Everything on this firearm looks AR15 except that I don't see a buffer tube. Is there an ar upper that allows the rifle to function without a buffer and spring?

The photo is from a news story. I believe it is a Nepalese solder in training.


----------



## duckhunter38135 (Nov 27, 2014)

Could be a pdw stock that has a short buffer tube covered by his hand. 

Or ak with and under folder but the magazine dosent curve enough unless it an ak-74.


----------



## John B. (Oct 2, 2007)

Sig sauer MCX... looks to be a double stamp gun, (1 stamp for SBR and 1 for suppressor.)


----------



## MrFish (Aug 21, 2009)

They don't have stamps in Nepal.


----------



## John B. (Oct 2, 2007)

MrFish said:


> They don't have stamps in Nepal.


Well no shit. Lol. I didn't read his post, just ID'd the rifle.

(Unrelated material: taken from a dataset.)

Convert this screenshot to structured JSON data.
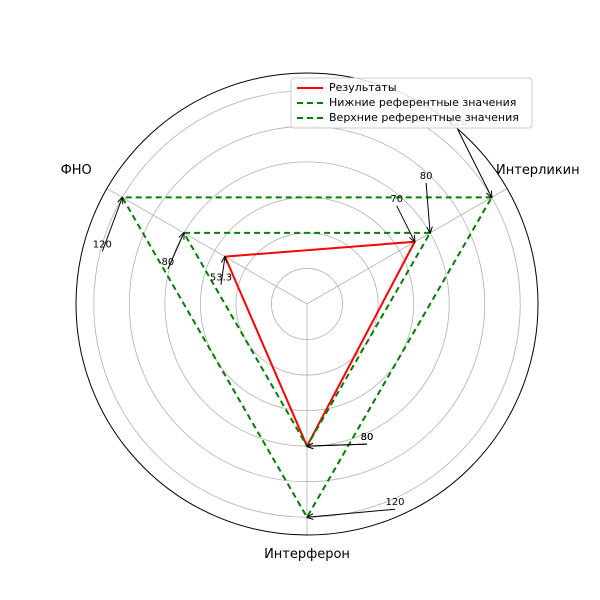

Lol


----------



## 706Z (Mar 30, 2011)

Sweet!! I need that!


Sent from my iPhone using Tapatalk


----------



## speckledcroaker (Mar 23, 2012)

Wirelessly posted

ittsa kerchunkenwaffen


----------



## kanaka (Oct 3, 2007)

Came from a story about S Koreans training. http://www.businessinsider.com/south-korea-military-plans-raze-pyongyang-2016-9?r=UK&IR=T

Think it's a Daewoo K1 instead of the SIG because of the twin arms of the shoulder stock and underfolder look.


----------



## John B. (Oct 2, 2007)

You're right!


----------



## ghost95 (May 4, 2009)

Cool, thanks.

Sent from my SGH-M919 using Tapatalk


----------